К весне 1948 года в странах Восточной Европы к власти пришли люди, долгие годы находившиеся в Москве и прошедшие школу Коминтерна. Они хорошо усвоили сталинские методы руководства – железная дисциплина и жестокое подавление инакомыслия. Новые восточноевропейские лидеры установили союзнические отношения с СССР и беспощадно, в некоторых случаях с помощью советских войск, подавили антиправительственные выступления.


На очереди Израиль… Кремль и здесь предполагал действовать по проторенной схеме – тайные политические убийства и исчезновения неудобных лидеров, уничтожение оппозиции и завоевание власти «демократическим» путём, используя шантаж и подтасовки результатов голосования. Ставка делалась на коммунистов и блок социалистических партий МАПАЙ и МАПАМ, которые в июне 1948 большевистскими методами расправились со своим главным оппонентом на предстоящих в январе выборах в кнессет, ЭЦЕЛом Менахема Бегина[54].

Лидеры МАПАМ – в 1948 году одной из самых массовых израильских партий, позже объединившейся с коммунистами – открыто говорили, что они являются «неотъемлемой частью мирового революционного лагеря, возглавляемого СССР», и активно подталкивали Бен-Гуриона к насильственным действиям против ЭЦЕЛ.

«Малая кровь» несостоявшейся гражданской войны – восемнадцать убитых соратников Бегина[55] – результат не «миролюбия» левых, а активного неприятия большинством израильского народа большевистских методов борьбы за власть.

3 сентября 1948 года в Москву приезжает Голда Меир, первый израильский посол в СССР и один из лидеров МАПАЙ. Восторженные толпы встречают её у центральной московской синагоги на праздновании еврейского Нового года и на Йом-Кипур[56]. Она пишет в своих мемуарах:


«Как бы радикально ни изменилось советское отношение к нам за последующие двадцать пять лет, я не могу забыть картину, которая представлялась мне тогда.
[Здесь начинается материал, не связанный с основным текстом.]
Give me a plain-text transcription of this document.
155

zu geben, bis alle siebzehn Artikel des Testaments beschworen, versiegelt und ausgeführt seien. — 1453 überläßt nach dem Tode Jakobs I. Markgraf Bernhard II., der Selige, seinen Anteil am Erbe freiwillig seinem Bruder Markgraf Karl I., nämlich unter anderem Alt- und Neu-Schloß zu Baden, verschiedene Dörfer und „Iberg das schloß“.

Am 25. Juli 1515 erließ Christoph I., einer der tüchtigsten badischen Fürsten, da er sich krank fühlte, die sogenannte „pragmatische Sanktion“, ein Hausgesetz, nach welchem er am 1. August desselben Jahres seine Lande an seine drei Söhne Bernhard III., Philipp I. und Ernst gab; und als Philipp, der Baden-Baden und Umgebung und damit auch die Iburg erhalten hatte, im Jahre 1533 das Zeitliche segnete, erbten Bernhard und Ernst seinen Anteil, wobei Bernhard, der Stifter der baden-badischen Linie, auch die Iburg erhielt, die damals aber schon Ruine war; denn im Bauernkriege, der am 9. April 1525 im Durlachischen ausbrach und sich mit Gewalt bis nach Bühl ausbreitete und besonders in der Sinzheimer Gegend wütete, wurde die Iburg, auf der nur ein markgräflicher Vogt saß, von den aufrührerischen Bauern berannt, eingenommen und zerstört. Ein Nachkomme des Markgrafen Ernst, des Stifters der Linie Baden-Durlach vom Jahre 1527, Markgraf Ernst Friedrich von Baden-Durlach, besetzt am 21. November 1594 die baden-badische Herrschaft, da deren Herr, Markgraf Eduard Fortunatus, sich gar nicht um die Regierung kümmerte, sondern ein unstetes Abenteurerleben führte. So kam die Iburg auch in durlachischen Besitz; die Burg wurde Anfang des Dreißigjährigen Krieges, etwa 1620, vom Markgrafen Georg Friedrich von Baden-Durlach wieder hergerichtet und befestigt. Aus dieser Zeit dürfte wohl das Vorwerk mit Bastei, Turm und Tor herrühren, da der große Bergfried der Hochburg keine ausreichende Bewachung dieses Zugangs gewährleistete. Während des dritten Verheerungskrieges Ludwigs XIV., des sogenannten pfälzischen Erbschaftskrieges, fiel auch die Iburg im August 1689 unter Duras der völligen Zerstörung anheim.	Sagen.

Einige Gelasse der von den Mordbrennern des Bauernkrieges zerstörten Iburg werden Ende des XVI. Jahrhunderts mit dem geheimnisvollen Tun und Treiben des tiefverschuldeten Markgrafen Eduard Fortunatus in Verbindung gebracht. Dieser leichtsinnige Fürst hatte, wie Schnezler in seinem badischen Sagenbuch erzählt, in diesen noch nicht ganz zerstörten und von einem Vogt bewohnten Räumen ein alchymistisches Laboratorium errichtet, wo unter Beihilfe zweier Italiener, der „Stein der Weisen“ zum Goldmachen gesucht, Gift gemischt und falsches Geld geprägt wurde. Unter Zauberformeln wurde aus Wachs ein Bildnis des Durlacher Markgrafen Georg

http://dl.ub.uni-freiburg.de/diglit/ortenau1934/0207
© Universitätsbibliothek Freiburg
Кто знает, устояли бы мы, если бы не оружие и боеприпасы, которые мы смогли закупить в Чехословакии?

…Америка объявила эмбарго на отправку оружия на Ближний Восток… Нельзя зачёркивать прошлое оттого, что настоящее на него непохоже, и факт остаётся фактом: несмотря на то что Советский Союз впоследствии так яростно обратился против нас, советское признание Израиля… имело для нас огромное значение»[57].


Приезд Голды Меир в Москву и тёплый приём, оказанный ей москвичами, происходил на фоне арестов руководства ЕАК. Правительство Бен-Гуриона закрыло на это глаза.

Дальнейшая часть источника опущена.